Date: 1/11/25 3:02 pm From: Barry Haas <bhaas...> Subject: Bird Friendly Window Films
Dear ARBIRDers,
In the most recent issue of “Arkansas Birds”, newsletter of the Arkansas Audubon Society, AAS President Lynn Foster mentioned that she was having bird friendly window film installed on her residential windows (pages 8-10):
This afternoon I came across an article in the Chicago Sun-Times paper where McCormick Place in Chicago had bird-safe film installed last summer and it has greatly reduced the number of window collisions- they are down over 95%. Other Chicago buildings are interested in doing the same. McCormick Place is an enormous convention center in Chicago with 120,000 square feet of glass.

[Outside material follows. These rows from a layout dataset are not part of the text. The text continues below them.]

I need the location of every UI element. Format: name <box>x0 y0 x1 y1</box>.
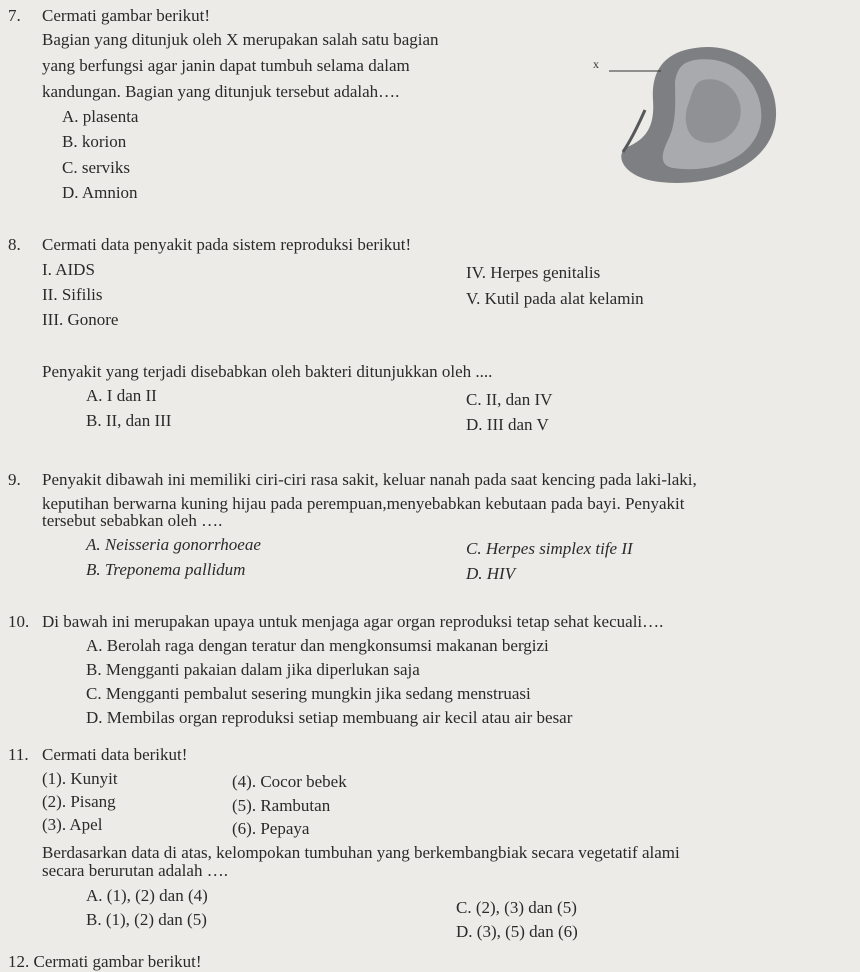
q11-list-item-1: (1). Kunyit <box>42 769 118 788</box>
q10-option-c: C. Mengganti pembalut sesering mungkin jika sedang menstruasi <box>86 684 531 703</box>
q11-list-item-3: (3). Apel <box>42 815 103 834</box>
placenta-figure <box>585 40 785 190</box>
q7-text-line1: Bagian yang ditunjuk oleh X merupakan salah satu bagian <box>42 30 439 49</box>
q9-option-a: A. Neisseria gonorrhoeae <box>86 535 261 554</box>
q9-text-line2: keputihan berwarna kuning hijau pada perempuan,menyebabkan kebutaan pada bayi. Penyakit <box>42 494 685 513</box>
q8-option-d: D. III dan V <box>466 415 549 434</box>
q11-option-b: B. (1), (2) dan (5) <box>86 910 207 929</box>
q7-instruction: Cermati gambar berikut! <box>42 6 211 25</box>
q8-option-b: B. II, dan III <box>86 411 172 430</box>
q9-option-c: C. Herpes simplex tife II <box>466 539 633 558</box>
q11-list-item-6: (6). Pepaya <box>232 819 310 838</box>
q10-text: Di bawah ini merupakan upaya untuk menjaga agar organ reproduksi tetap sehat kecuali…. <box>42 612 664 631</box>
q8-list-item-4: IV. Herpes genitalis <box>466 263 601 282</box>
q7-option-d: D. Amnion <box>62 183 138 202</box>
q7-number: 7. <box>8 6 21 25</box>
q9-option-d: D. HIV <box>466 564 516 583</box>
q9-text-line3: tersebut sebabkan oleh …. <box>42 511 223 530</box>
q11-option-c: C. (2), (3) dan (5) <box>456 898 577 917</box>
q7-option-b: B. korion <box>62 132 127 151</box>
q10-number: 10. <box>8 612 30 631</box>
q11-list-item-2: (2). Pisang <box>42 792 116 811</box>
q8-option-a: A. I dan II <box>86 386 157 405</box>
q8-option-c: C. II, dan IV <box>466 390 553 409</box>
pointer-label: x <box>593 57 599 71</box>
q10-option-b: B. Mengganti pakaian dalam jika diperlukan saja <box>86 660 420 679</box>
q8-list-item-1: I. AIDS <box>42 260 95 279</box>
q8-list-item-3: III. Gonore <box>42 310 119 329</box>
q8-number: 8. <box>8 235 21 254</box>
q7-option-a: A. plasenta <box>62 107 139 126</box>
q11-option-a: A. (1), (2) dan (4) <box>86 886 208 905</box>
q12-partial-title: 12. Cermati gambar berikut! <box>8 952 202 971</box>
q9-option-b: B. Treponema pallidum <box>86 560 246 579</box>
q9-number: 9. <box>8 470 21 489</box>
q10-option-a: A. Berolah raga dengan teratur dan mengkonsumsi makanan bergizi <box>86 636 549 655</box>
q7-text-line2: yang berfungsi agar janin dapat tumbuh selama dalam <box>42 56 410 75</box>
q8-list-item-5: V. Kutil pada alat kelamin <box>466 289 644 308</box>
q7-text-line3: kandungan. Bagian yang ditunjuk tersebut adalah…. <box>42 82 400 101</box>
q7-option-c: C. serviks <box>62 158 130 177</box>
q11-number: 11. <box>8 745 29 764</box>
q8-list-item-2: II. Sifilis <box>42 285 103 304</box>
q9-text-line1: Penyakit dibawah ini memiliki ciri-ciri rasa sakit, keluar nanah pada saat kencing pada laki-laki, <box>42 470 697 489</box>
q8-title: Cermati data penyakit pada sistem reproduksi berikut! <box>42 235 412 254</box>
q11-list-item-4: (4). Cocor bebek <box>232 772 347 791</box>
q11-option-d: D. (3), (5) dan (6) <box>456 922 578 941</box>
q11-text-line2: secara berurutan adalah …. <box>42 861 228 880</box>
q11-list-item-5: (5). Rambutan <box>232 796 331 815</box>
q8-question: Penyakit yang terjadi disebabkan oleh bakteri ditunjukkan oleh .... <box>42 362 493 381</box>
q10-option-d: D. Membilas organ reproduksi setiap membuang air kecil atau air besar <box>86 708 573 727</box>
q11-title: Cermati data berikut! <box>42 745 188 764</box>
uterus-illustration <box>585 40 785 190</box>
q11-text-line1: Berdasarkan data di atas, kelompokan tumbuhan yang berkembangbiak secara vegetatif alami <box>42 843 680 862</box>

Here’s a link to the article for those of you who have access to Apple News and are interested in making your residential or commercial windows bird friendly: https://apple.news/AjAI6HngFQY-Vpzi4ZltrxQ
The article is behind a pay wall unless you have access to Apple News (iPhone, iPad, Apple Mac, etc.) or subscribe to the Chicago Sun-Times. The article mentions Feather Friendly, a company that makes and installs bird-safe window film. The decision to install the film was sadly due to the following: “ … one night during the fall migration in 2023 was especially deadly: about 1,000 birds flew <https://apple.news/AfjyRMCb7ReiGQEg5fjSJ0w> into the lakefront building and died”. McCormick took immediate steps like closing drapes overnight and turning off unnecessary outside lights. The bird-safe film was a longer term solution with the intent to reduce bird strikes.

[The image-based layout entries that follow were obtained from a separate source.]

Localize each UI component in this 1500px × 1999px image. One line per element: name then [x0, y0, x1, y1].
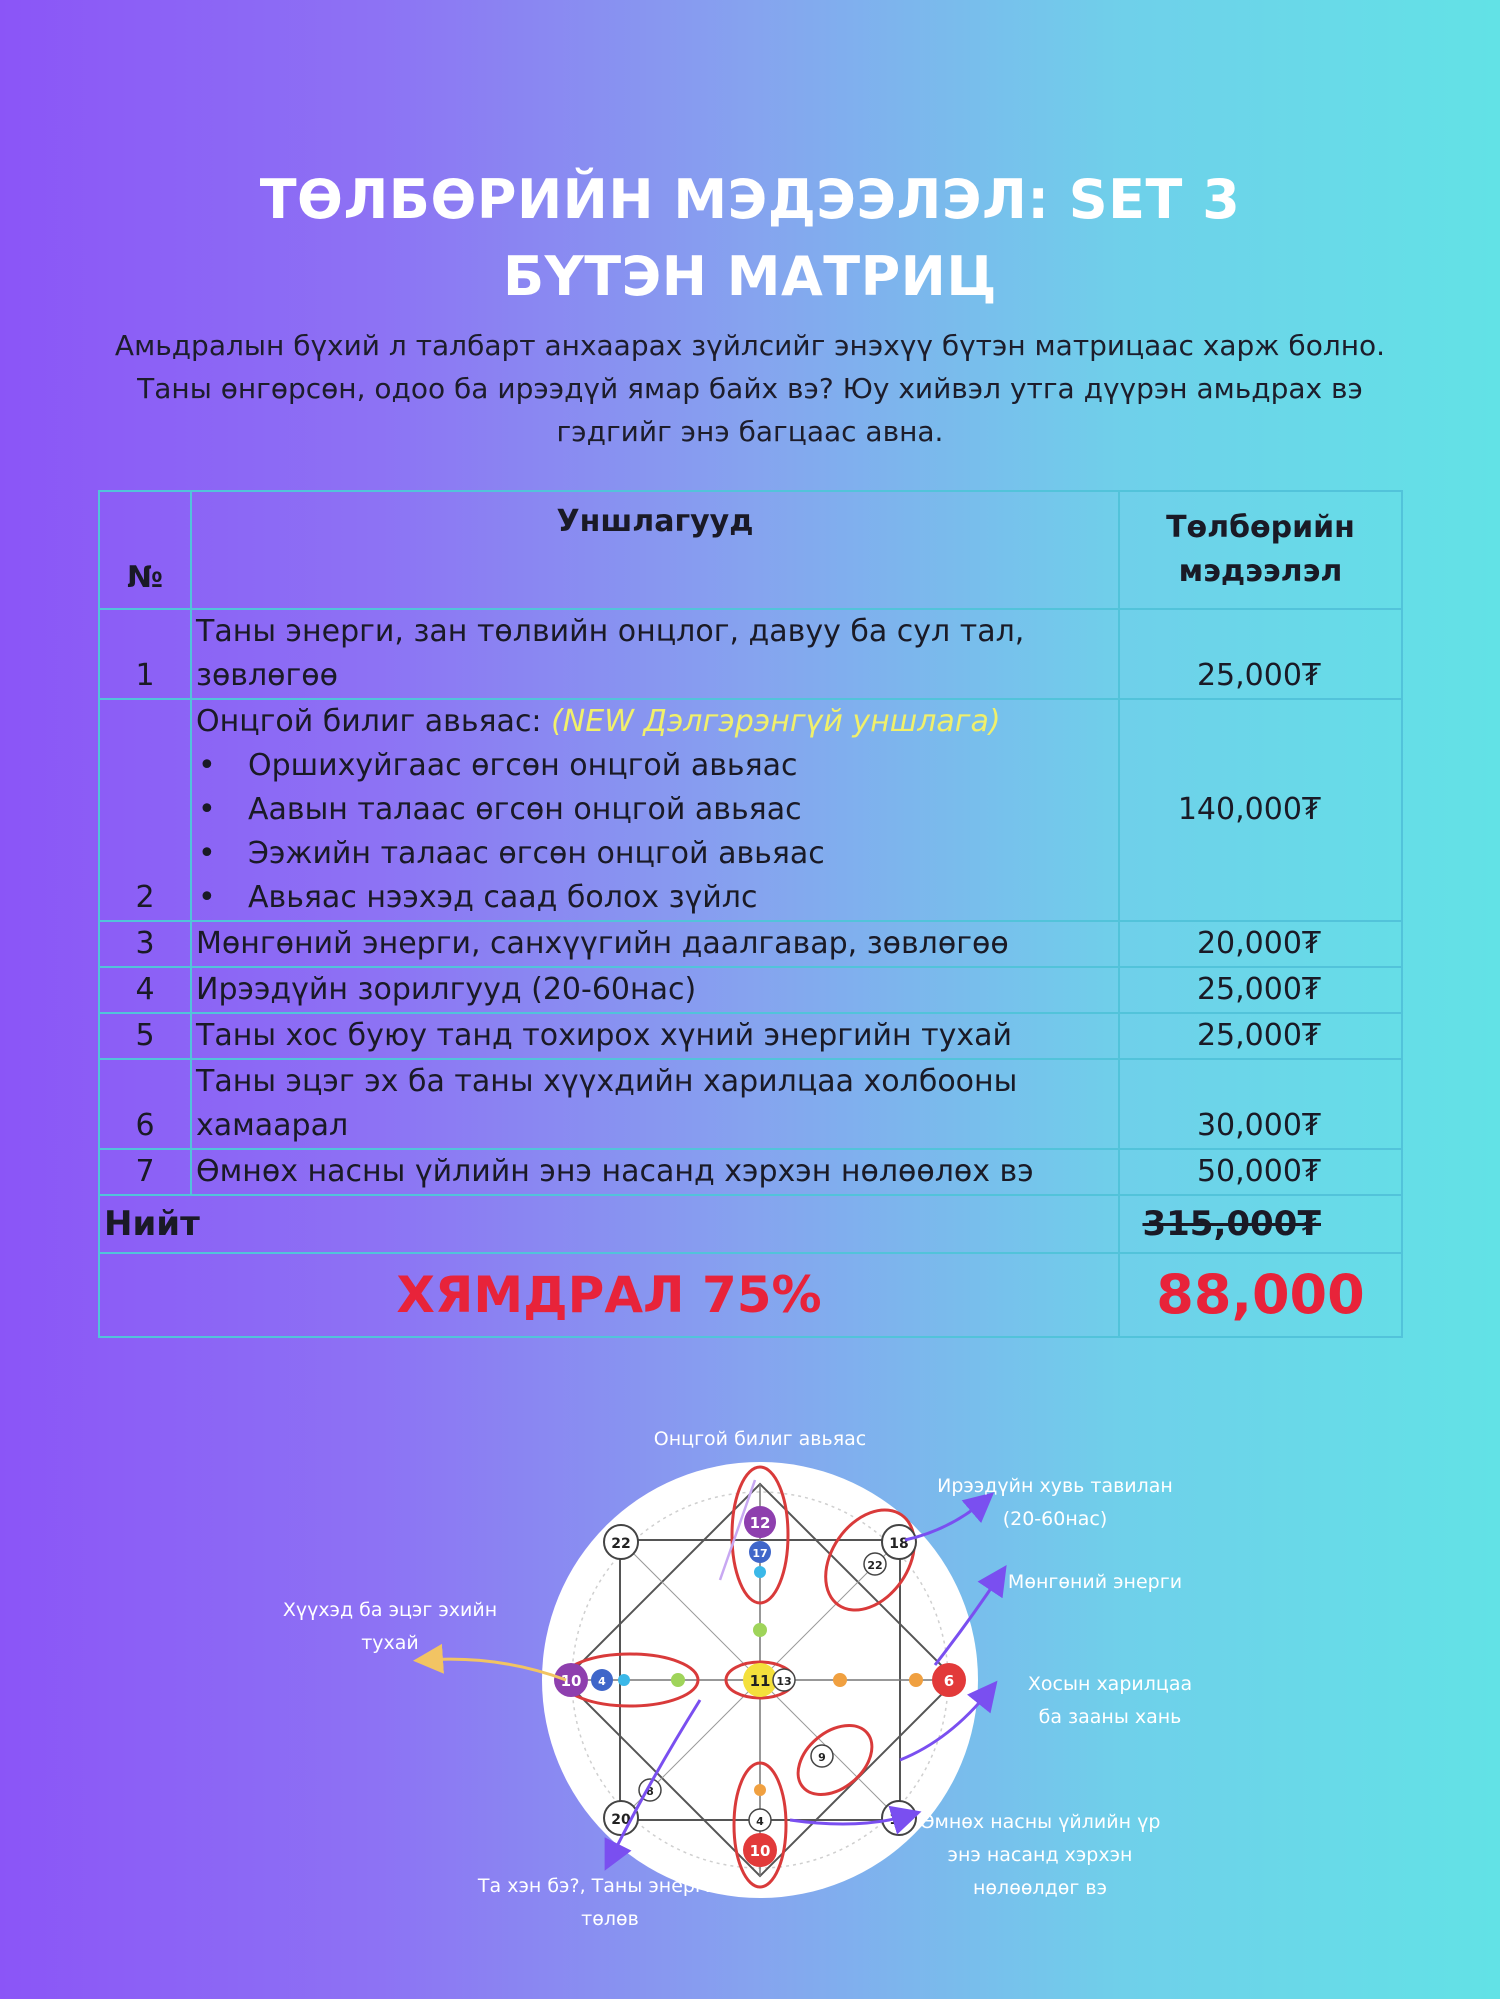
- node-inner-label: 9: [818, 1751, 826, 1764]
- annotation-future: [905, 1470, 1205, 1536]
- table-header-row: [99, 491, 1402, 609]
- node-dot: [754, 1784, 766, 1796]
- annotation-child-line1: Хүүхэд ба эцэг эхийн: [282, 1599, 498, 1621]
- row-name: Таны хос буюу танд тохирох хүний энергийн тухай: [191, 1013, 1119, 1059]
- table-row: [99, 609, 1402, 699]
- node-dot: [909, 1673, 923, 1687]
- annotation-future-line2: (20-60нас): [1002, 1508, 1108, 1530]
- annotation-past-line2: энэ насанд хэрхэн: [947, 1844, 1133, 1866]
- node-top-label: 12: [749, 1514, 771, 1532]
- row-name-line2: хамаарал: [196, 1108, 349, 1143]
- table-row: [99, 921, 1402, 967]
- node-dot: [618, 1674, 630, 1686]
- node-top-left-label: 22: [611, 1536, 631, 1552]
- annotation-child-line2: тухай: [361, 1632, 419, 1654]
- row-name: Мөнгөний энерги, санхүүгийн даалгавар, зөвлөгөө: [191, 921, 1119, 967]
- row-price: 30,000₮: [1119, 1059, 1402, 1149]
- annotation-who-line2: төлөв: [581, 1908, 639, 1930]
- node-top-right-label: 18: [889, 1536, 909, 1552]
- description-line2: Таны өнгөрсөн, одоо ба ирээдүй ямар байх вэ? Юу хийвэл утга дүүрэн амьдрах вэ: [137, 372, 1363, 405]
- node-bottom2-label: 4: [756, 1815, 764, 1828]
- annotation-past: [895, 1806, 1185, 1905]
- node-left2-label: 4: [598, 1675, 606, 1688]
- row-price: 25,000₮: [1119, 609, 1402, 699]
- description-line1: Амьдралын бүхий л талбарт анхаарах зүйлсийг энэхүү бүтэн матрицаас харж болно.: [114, 329, 1386, 362]
- annotation-talent: Онцгой билиг авьяас: [653, 1428, 867, 1450]
- row-no: 2: [99, 699, 191, 921]
- node-bottom-label: 10: [749, 1842, 771, 1860]
- total-label: Нийт: [99, 1195, 1119, 1253]
- node-right-label: 6: [943, 1672, 955, 1690]
- annotation-who: [445, 1870, 775, 1936]
- list-item: • Ээжийн талаас өгсөн онцгой авьяас: [248, 832, 1114, 876]
- row-name: Ирээдүйн зорилгууд (20-60нас): [191, 967, 1119, 1013]
- total-row: [99, 1195, 1402, 1253]
- price-table: [98, 490, 1403, 1338]
- table-row: [99, 1149, 1402, 1195]
- annotation-child: [260, 1594, 520, 1660]
- total-price: 315,000₮: [1119, 1195, 1402, 1253]
- talent-heading: Онцгой билиг авьяас:: [196, 704, 542, 739]
- node-center2-label: 13: [776, 1675, 792, 1688]
- table-row: [99, 967, 1402, 1013]
- row-no: 7: [99, 1149, 191, 1195]
- row-price: 25,000₮: [1119, 967, 1402, 1013]
- node-dot: [753, 1623, 767, 1637]
- row-name: [191, 609, 1119, 699]
- row-name: Өмнөх насны үйлийн энэ насанд хэрхэн нөлөөлөх вэ: [191, 1149, 1119, 1195]
- node-dot: [671, 1673, 685, 1687]
- annotation-couple: [990, 1668, 1230, 1734]
- header-price-line1: Төлбөрийн: [1166, 510, 1355, 545]
- node-dot: [754, 1566, 766, 1578]
- row-name-line1: Таны энерги, зан төлвийн онцлог, давуу ба сул тал,: [196, 614, 1025, 649]
- row-name-line2: зөвлөгөө: [196, 658, 338, 693]
- annotation-couple-line1: Хосын харилцаа: [1027, 1673, 1193, 1695]
- row-no: 5: [99, 1013, 191, 1059]
- annotation-who-line1: Та хэн бэ?, Таны энергийн: [477, 1875, 743, 1897]
- list-item: • Авьяас нээхэд саад болох зүйлс: [248, 876, 1114, 920]
- row-price: 50,000₮: [1119, 1149, 1402, 1195]
- discount-row: [99, 1253, 1402, 1337]
- row-price: 25,000₮: [1119, 1013, 1402, 1059]
- row-no: 4: [99, 967, 191, 1013]
- new-badge: (NEW Дэлгэрэнгүй уншлага): [551, 704, 1001, 739]
- table-row: [99, 1059, 1402, 1149]
- header-price-line2: мэдээлэл: [1178, 554, 1343, 589]
- row-name: [191, 699, 1119, 921]
- discount-price: 88,000: [1119, 1253, 1402, 1337]
- node-inner-label: 8: [646, 1785, 654, 1798]
- discount-label: ХЯМДРАЛ 75%: [99, 1253, 1119, 1337]
- node-bottom-left-label: 20: [611, 1812, 631, 1828]
- list-item: • Оршихуйгаас өгсөн онцгой авьяас: [248, 744, 1114, 788]
- row-price: 20,000₮: [1119, 921, 1402, 967]
- row-name-line1: [196, 700, 1114, 744]
- list-item: • Аавын талаас өгсөн онцгой авьяас: [248, 788, 1114, 832]
- node-top2-label: 17: [752, 1547, 768, 1560]
- table-row: [99, 699, 1402, 921]
- page-title-line2: БҮТЭН МАТРИЦ: [503, 245, 997, 308]
- header-price: [1119, 491, 1402, 609]
- table-row: [99, 1013, 1402, 1059]
- annotation-past-line1: Өмнөх насны үйлийн үр: [919, 1811, 1161, 1833]
- annotation-couple-line2: ба зааны хань: [1038, 1706, 1182, 1728]
- row-price: 140,000₮: [1119, 699, 1402, 921]
- header-readings: Уншлагууд: [191, 491, 1119, 609]
- node-center-label: 11: [749, 1672, 771, 1690]
- row-no: 6: [99, 1059, 191, 1149]
- row-name: [191, 1059, 1119, 1149]
- node-dot: [833, 1673, 847, 1687]
- page-title-line1: ТӨЛБӨРИЙН МЭДЭЭЛЭЛ: SET 3: [259, 168, 1241, 231]
- node-bottom-right-label: 16: [889, 1812, 909, 1828]
- talent-list: [196, 744, 1114, 920]
- row-no: 3: [99, 921, 191, 967]
- row-name-line1: Таны эцэг эх ба таны хүүхдийн харилцаа холбооны: [196, 1064, 1018, 1099]
- row-no: 1: [99, 609, 191, 699]
- description-line3: гэдгийг энэ багцаас авна.: [556, 415, 944, 448]
- annotation-future-line1: Ирээдүйн хувь тавилан: [937, 1475, 1173, 1497]
- node-left-label: 10: [560, 1672, 582, 1690]
- node-top-right2-label: 22: [867, 1559, 883, 1572]
- annotation-money: Мөнгөний энерги: [1007, 1571, 1183, 1593]
- header-no: №: [99, 491, 191, 609]
- annotation-past-line3: нөлөөлдөг вэ: [973, 1877, 1107, 1899]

From the deep woods just west of Little Rock (where we got 10-12” of snow).
Barry Haas
P.S. Our small pond is frozen and snowed over. We don’t expect to see wood ducks at until there is open water again. It has been six days since our last sighting which had been regular throughout October-December. A rare treat for us was a male green-winged teal that appeared morning and evening on December 30, hanging out with three wood ducks. That was a first ever sighting of the species in 26 years of living here.